Focus on these fields in the output:

Field	What to look for
`ProfileEvents`	Detailed counters for CPU time, disk I/O, memory allocation, and network. Compares resource usage across nodes. See system events reference.
`Settings`	Configuration parameters active during the query. Helps identify settings that may be causing unexpected behavior. See settings reference.
`query_duration_ms`	Total query runtime. If a subquery is unusually slow, use its `query_id` to find its execution details in the log. To adjust log verbosity, see Configure config.xml parameters.
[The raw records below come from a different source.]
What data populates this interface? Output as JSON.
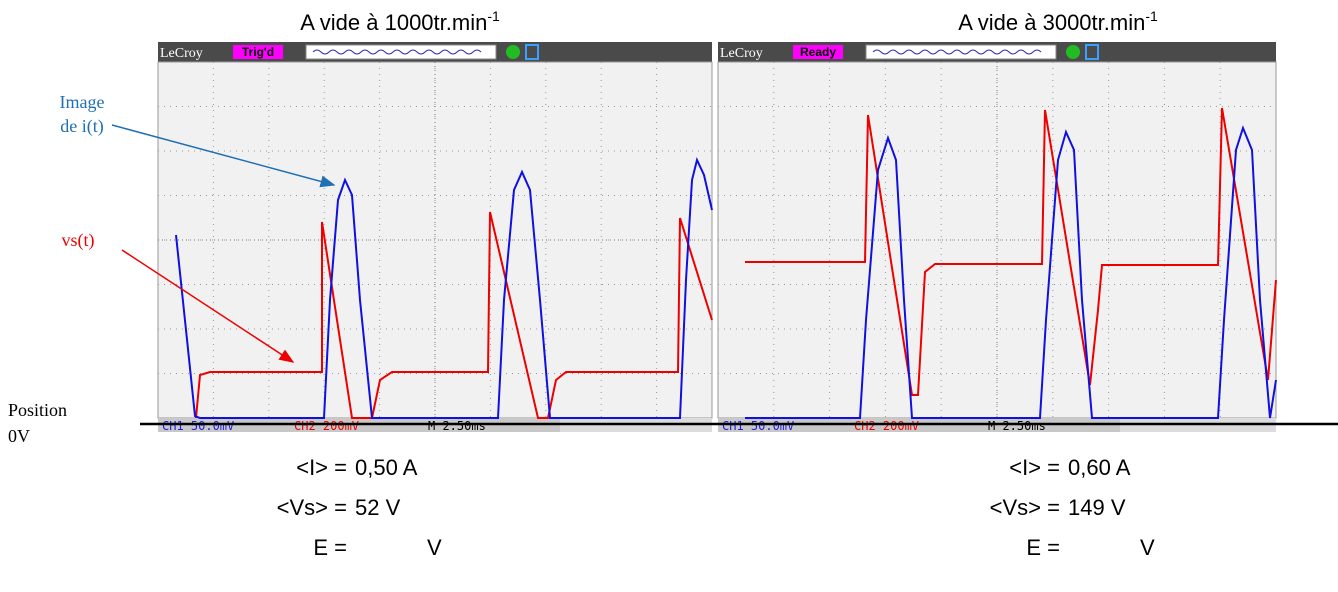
{
  "panels": [
    {
      "title": "A vide à 1000tr.min",
      "title_sup": "-1",
      "scope": {
        "brand": "LeCroy",
        "status": "Trig'd",
        "ch1": "CH1 50.0mV",
        "ch2": "CH2 200mV",
        "timebase": "M 2.50ms"
      },
      "results": [
        {
          "label": "<I> =",
          "value": "0,50 A"
        },
        {
          "label": "<Vs> =",
          "value": "52 V"
        },
        {
          "label": "E =",
          "value": "V"
        }
      ]
    },
    {
      "title": "A vide à 3000tr.min",
      "title_sup": "-1",
      "scope": {
        "brand": "LeCroy",
        "status": "Ready",
        "ch1": "CH1 50.0mV",
        "ch2": "CH2 200mV",
        "timebase": "M 2.50ms"
      },
      "results": [
        {
          "label": "<I> =",
          "value": "0,60 A"
        },
        {
          "label": "<Vs> =",
          "value": "149 V"
        },
        {
          "label": "E =",
          "value": "V"
        }
      ]
    }
  ],
  "annotations": {
    "current": [
      "Image",
      "de i(t)"
    ],
    "voltage": "vs(t)",
    "zero": [
      "Position",
      "0V"
    ]
  }
}
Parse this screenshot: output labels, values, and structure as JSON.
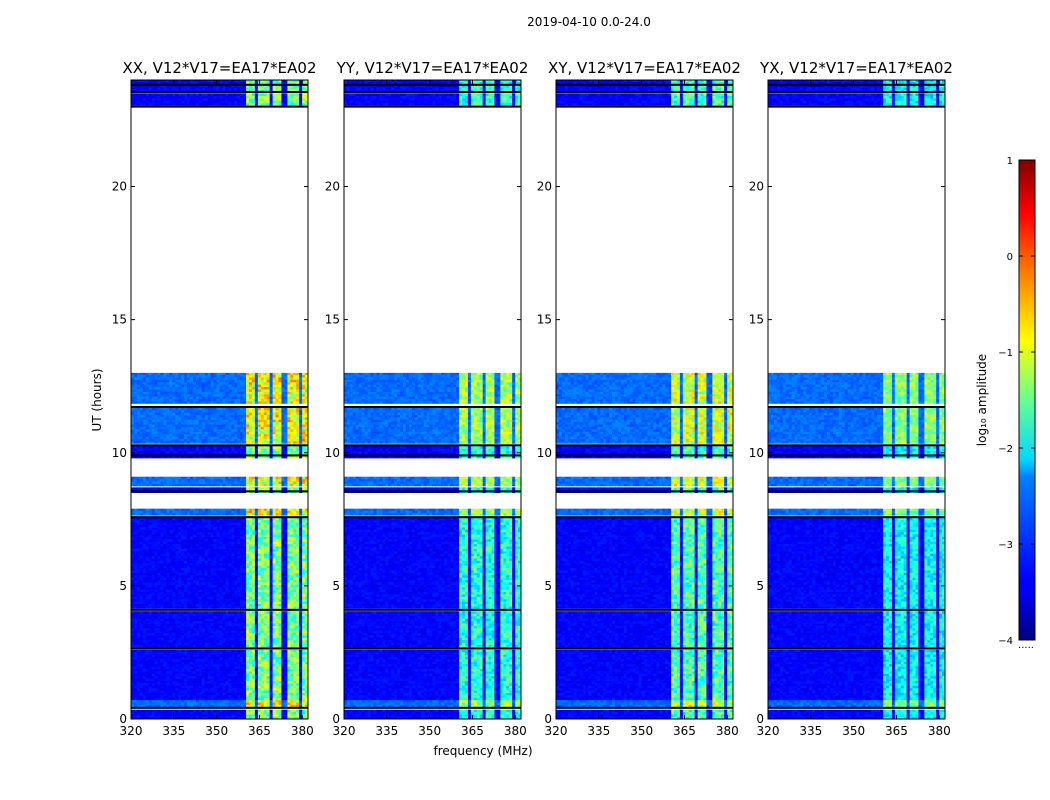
{
  "suptitle": "2019-04-10 0.0-24.0",
  "chart_data": {
    "type": "heatmap",
    "xlabel": "frequency (MHz)",
    "ylabel": "UT (hours)",
    "xlim": [
      320,
      382
    ],
    "ylim": [
      0,
      24
    ],
    "xticks": [
      "320",
      "335",
      "350",
      "365",
      "380"
    ],
    "yticks": [
      "0",
      "5",
      "10",
      "15",
      "20"
    ],
    "xtick_values": [
      320,
      335,
      350,
      365,
      380
    ],
    "ytick_values": [
      0,
      5,
      10,
      15,
      20
    ],
    "panels": [
      {
        "title": "XX, V12*V17=EA17*EA02",
        "rfi_level": 0.62
      },
      {
        "title": "YY, V12*V17=EA17*EA02",
        "rfi_level": 0.5
      },
      {
        "title": "XY, V12*V17=EA17*EA02",
        "rfi_level": 0.56
      },
      {
        "title": "YX, V12*V17=EA17*EA02",
        "rfi_level": 0.45
      }
    ],
    "rfi_channels_mhz": [
      [
        360,
        363.5
      ],
      [
        364.5,
        368.5
      ],
      [
        369.5,
        373
      ],
      [
        374.5,
        378.5
      ],
      [
        379.5,
        382
      ]
    ],
    "data_time_ranges_h": [
      [
        0.0,
        0.35
      ],
      [
        0.45,
        2.6
      ],
      [
        2.7,
        4.05
      ],
      [
        4.15,
        7.55
      ],
      [
        7.65,
        7.9
      ],
      [
        8.5,
        8.7
      ],
      [
        8.75,
        9.1
      ],
      [
        9.8,
        10.3
      ],
      [
        10.35,
        11.7
      ],
      [
        11.85,
        13.0
      ],
      [
        23.05,
        23.5
      ],
      [
        23.55,
        23.8
      ],
      [
        23.85,
        24.0
      ]
    ],
    "bright_time_ranges_h": [
      [
        7.65,
        7.9
      ],
      [
        8.75,
        9.1
      ],
      [
        10.35,
        11.7
      ],
      [
        11.85,
        13.0
      ],
      [
        0.45,
        0.7
      ]
    ],
    "colorbar": {
      "label": "log₁₀ amplitude",
      "range": [
        -4,
        1
      ],
      "ticks": [
        "−4",
        "−3",
        "−2",
        "−1",
        "0",
        "1"
      ],
      "tick_values": [
        -4,
        -3,
        -2,
        -1,
        0,
        1
      ],
      "footnote": "....."
    }
  }
}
If the metrics alone don't explain the performance degradation, pull the same query's execution information from the self-managed cluster and compare it side by side with the ApsaraDB for ClickHouse results. Differences in ProfileEvents values often reveal the root cause.

Step 4: Optimize SQL

After identifying the slow query, apply the relevant optimizations below. Most performance regressions after migration have a specific root cause — focus on the technique that matches your findings rather than applying all of them at once.

Optimization	Description
Index optimization	Identify columns used frequently in WHERE clauses and create an index for them.
Data types	Use the most appropriate data types to reduce storage overhead and speed up reads.
*Avoid `SELECT `**	Select only the columns you need to reduce I/O and network transfer.
Use primary key and index columns in WHERE	Filter on indexed columns to enable pruning.
Use PREWHERE	Move selective filter conditions to `PREWHERE` to reduce the data volume processed by subsequent stages.
Use GLOBAL JOIN for distributed tables	Replace regular `JOIN` with `GLOBAL JOIN` to avoid per-shard broadcast inefficiency.
Tune `max_threads`	Increasing `max_threads` uses more CPU cores, but setting it too high causes resource contention. See settings reference.
Create materialized views	For frequently executed complex queries with stable results, pre-aggregate with a materialized view.
Tune data compression	ClickHouse compresses data by default. Adjusting the compression algorithm and level can improve storage efficiency and query speed.
Expand the query cache	For stable, frequently repeated queries, increase `uncompressed_cache_size` to reduce recomputation. For parameter modification instructions, see Configure config.xml parameters.